Doctor of Philosophy

Program

Civil and Environmental Engineering

Supervisor

F. M. Bartlett

Abstract

The Confederation Bridge is a 13 km long precast concrete structure, constructed between 1993 and 1997, comprised of 43 - 250 m spans in an alternating rigid frame/cantilevered drop-in span arrangement. Wind studies were conducted in the early '90s at the Boundary Layer Wind Tunnel Laboratory to predict the design wind speed and associated design wind loads for the bridge. The dynamic wind loads were developed using full-aeroelastic model test data for the first time. The bridge owners implemented a comprehensive bridge monitoring programme to document the interaction of the bridge with its environment by installing a complex instrumentation system along a one kilometre section of the bridge in 1998. The research reported in this thesis analyses this dataset, augmenting it as necessary with data from other instrumentation on the bridge, to determine the accuracy of the original design wind speeds and wind loads predicted in 1994. Based on ten years of wind records it is shown that the design ten-minute mean wind speed with a 100-year return period is within 1.5% of the 1994 design value, and that the bridge has been subjected to this design event once during the November 7, 2001 storm.
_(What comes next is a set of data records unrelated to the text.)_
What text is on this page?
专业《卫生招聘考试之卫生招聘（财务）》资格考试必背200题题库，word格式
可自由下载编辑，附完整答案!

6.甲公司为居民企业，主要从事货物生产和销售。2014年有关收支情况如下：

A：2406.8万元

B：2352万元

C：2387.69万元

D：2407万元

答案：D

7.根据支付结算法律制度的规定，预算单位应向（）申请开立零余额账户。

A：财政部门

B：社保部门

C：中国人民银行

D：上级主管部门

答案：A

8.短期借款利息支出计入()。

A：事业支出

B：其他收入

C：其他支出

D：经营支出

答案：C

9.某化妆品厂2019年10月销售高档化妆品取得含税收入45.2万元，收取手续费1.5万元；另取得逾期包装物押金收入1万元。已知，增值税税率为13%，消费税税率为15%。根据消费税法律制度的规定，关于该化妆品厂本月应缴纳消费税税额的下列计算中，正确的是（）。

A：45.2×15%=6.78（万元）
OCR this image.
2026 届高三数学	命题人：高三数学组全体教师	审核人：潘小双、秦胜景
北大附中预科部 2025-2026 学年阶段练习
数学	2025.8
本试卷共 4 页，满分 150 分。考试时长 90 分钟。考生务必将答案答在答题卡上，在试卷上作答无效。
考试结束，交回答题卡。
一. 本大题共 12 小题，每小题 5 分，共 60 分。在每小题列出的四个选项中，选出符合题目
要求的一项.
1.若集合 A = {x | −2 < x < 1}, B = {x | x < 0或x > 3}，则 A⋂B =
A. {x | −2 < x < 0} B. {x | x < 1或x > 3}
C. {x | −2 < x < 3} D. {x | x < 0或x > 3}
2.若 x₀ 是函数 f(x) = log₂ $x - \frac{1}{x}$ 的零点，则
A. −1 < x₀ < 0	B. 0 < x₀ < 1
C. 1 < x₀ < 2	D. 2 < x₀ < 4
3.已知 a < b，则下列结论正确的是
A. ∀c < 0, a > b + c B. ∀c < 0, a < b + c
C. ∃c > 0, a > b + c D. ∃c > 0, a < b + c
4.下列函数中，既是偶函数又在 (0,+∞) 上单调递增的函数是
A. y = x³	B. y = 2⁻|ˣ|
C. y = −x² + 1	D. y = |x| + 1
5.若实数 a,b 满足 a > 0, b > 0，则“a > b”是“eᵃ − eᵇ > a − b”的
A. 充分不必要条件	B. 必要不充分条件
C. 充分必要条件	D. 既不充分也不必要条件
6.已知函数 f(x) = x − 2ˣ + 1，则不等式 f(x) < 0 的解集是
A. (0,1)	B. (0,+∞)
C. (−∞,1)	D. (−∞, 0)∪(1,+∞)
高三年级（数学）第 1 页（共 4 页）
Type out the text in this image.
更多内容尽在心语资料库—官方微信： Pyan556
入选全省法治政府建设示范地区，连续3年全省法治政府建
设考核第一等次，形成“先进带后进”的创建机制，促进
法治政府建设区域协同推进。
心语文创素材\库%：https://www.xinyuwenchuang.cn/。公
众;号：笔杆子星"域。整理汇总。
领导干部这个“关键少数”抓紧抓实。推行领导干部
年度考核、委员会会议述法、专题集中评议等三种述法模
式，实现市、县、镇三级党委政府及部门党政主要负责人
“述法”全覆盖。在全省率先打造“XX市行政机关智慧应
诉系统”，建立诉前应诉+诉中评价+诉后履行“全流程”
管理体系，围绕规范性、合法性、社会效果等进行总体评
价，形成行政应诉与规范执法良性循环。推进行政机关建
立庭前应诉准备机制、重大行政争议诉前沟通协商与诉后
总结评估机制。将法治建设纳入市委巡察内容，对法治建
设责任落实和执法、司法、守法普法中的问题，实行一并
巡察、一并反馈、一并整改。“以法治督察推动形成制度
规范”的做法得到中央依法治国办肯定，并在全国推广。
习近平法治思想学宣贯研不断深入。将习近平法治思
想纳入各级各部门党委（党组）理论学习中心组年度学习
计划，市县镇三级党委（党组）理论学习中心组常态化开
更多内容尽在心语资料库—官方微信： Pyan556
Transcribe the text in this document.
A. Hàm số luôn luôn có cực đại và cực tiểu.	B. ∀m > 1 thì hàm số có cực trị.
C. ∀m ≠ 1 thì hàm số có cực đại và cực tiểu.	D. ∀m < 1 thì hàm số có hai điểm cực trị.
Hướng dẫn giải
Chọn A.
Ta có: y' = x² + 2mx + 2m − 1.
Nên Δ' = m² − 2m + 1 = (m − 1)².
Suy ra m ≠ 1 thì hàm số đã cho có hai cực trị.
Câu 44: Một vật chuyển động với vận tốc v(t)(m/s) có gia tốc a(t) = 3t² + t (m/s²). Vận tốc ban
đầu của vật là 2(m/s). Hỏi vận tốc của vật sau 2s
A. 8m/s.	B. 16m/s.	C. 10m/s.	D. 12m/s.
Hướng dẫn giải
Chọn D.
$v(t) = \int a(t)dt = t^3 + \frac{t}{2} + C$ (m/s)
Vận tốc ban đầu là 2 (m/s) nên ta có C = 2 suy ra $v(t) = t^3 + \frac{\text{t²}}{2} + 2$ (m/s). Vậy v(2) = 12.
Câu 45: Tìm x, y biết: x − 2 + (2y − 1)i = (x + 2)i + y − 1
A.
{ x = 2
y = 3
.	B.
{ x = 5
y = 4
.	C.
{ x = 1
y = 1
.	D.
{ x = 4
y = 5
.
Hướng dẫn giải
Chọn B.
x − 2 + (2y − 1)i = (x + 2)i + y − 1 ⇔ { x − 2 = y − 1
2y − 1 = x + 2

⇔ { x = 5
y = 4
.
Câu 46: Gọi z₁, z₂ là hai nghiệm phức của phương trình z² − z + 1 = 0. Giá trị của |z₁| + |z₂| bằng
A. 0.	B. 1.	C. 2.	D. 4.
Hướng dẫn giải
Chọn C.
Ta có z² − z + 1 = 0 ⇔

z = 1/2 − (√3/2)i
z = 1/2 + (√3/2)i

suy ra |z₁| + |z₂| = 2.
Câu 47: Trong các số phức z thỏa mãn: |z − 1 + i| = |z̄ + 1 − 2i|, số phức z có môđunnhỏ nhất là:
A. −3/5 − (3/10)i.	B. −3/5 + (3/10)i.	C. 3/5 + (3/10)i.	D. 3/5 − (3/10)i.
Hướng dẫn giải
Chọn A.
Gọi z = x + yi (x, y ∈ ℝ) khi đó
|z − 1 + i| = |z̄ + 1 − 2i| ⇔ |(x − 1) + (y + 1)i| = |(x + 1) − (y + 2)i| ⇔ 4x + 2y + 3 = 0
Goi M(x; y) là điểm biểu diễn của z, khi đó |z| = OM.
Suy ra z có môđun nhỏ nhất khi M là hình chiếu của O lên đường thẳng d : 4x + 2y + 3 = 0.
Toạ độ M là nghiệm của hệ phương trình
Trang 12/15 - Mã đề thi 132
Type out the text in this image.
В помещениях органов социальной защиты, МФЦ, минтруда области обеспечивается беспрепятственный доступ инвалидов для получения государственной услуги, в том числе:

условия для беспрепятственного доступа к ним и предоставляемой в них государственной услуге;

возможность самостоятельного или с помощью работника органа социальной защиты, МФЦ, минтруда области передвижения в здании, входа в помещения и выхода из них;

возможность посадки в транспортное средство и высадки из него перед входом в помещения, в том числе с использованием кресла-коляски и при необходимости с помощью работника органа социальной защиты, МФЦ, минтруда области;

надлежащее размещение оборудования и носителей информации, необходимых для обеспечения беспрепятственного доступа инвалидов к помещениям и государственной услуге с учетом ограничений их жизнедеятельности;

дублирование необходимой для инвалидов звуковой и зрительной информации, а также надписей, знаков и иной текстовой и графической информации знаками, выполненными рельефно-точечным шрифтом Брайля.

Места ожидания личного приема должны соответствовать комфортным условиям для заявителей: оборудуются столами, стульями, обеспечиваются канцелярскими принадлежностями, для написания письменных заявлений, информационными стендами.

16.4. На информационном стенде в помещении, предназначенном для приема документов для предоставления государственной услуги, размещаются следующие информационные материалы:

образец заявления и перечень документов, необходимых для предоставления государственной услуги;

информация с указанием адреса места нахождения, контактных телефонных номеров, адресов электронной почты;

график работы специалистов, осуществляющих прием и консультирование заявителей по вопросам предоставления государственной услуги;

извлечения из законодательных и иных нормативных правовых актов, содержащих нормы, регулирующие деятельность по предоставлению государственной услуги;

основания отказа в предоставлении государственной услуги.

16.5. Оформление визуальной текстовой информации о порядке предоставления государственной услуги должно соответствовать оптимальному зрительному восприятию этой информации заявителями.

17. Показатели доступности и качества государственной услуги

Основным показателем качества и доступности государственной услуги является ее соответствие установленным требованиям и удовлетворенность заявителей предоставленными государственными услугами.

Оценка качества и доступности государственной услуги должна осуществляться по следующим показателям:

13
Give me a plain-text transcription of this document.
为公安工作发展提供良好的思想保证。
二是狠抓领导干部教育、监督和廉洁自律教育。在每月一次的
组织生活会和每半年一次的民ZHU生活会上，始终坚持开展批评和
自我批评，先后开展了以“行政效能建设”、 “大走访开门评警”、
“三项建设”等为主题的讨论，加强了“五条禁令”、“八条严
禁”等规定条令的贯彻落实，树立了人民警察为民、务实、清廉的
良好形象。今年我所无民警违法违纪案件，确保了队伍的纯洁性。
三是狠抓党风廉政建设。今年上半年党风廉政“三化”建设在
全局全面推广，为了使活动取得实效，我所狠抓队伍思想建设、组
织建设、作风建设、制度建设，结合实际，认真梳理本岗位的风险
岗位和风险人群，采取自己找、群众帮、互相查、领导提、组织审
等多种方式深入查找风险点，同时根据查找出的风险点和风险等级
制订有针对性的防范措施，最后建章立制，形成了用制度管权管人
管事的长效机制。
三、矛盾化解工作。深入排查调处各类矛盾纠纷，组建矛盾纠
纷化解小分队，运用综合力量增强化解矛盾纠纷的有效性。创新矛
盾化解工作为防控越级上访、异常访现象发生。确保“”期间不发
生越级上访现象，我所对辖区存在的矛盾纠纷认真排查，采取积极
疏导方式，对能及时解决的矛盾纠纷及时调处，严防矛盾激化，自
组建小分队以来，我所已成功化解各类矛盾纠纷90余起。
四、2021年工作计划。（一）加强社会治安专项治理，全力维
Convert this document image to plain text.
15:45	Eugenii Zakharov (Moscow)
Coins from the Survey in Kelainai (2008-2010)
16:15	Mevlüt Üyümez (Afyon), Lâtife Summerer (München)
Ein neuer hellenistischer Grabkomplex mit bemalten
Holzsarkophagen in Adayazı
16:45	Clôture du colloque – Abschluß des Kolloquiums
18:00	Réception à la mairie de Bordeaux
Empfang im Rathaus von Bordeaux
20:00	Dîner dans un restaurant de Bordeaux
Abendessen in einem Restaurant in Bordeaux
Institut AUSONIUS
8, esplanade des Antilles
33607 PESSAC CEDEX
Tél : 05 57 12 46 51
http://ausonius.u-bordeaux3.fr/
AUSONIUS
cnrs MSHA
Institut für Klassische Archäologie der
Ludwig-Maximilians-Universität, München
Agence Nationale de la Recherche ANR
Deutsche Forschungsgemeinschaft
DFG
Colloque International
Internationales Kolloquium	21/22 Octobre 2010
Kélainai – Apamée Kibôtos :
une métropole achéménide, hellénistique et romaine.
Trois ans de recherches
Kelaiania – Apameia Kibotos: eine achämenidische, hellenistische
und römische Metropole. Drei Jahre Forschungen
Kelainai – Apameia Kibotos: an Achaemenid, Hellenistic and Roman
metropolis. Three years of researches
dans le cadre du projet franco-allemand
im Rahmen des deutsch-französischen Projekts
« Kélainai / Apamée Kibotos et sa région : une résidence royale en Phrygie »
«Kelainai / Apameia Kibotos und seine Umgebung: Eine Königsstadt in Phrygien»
The dynamic load effects predicted using the 1994 loads adjusted for the actual damping of the prototype are 6% and 28-58% greater than those determined from the on­ site monitoring data for the transverse and vertical effects, respectively. The research therefore validates the aerodynamic model-based methodology developed in 1994 which can be used to derive wind loads using on-site monitoring or full-aeroelastic model test data. A second research topic is the challenge of driving high lightly loaded vehicles across the bridge during wind storms. Data are presented from an instrumented bus and truck-trailer that were driven repeatedly across the bridge during a severe windstorm. The drivers’ perceptions of the severity of the wind effect on the control of the vehicle are strongly correlated to the transverse accelerations that they are subjected to, which increase with increasing vehicle speed. Current operating procedures that restrict high­ sided vehicles from crossing the bridge when the wind speed exceeds 70 km/h in any direction were not perceived to be unsafe by either participating driver. The response of a bus and a truck-trailer crossing the bridge under wind conditions are different: the truck- trailer seems to be much more susceptible to roll-over than the bus.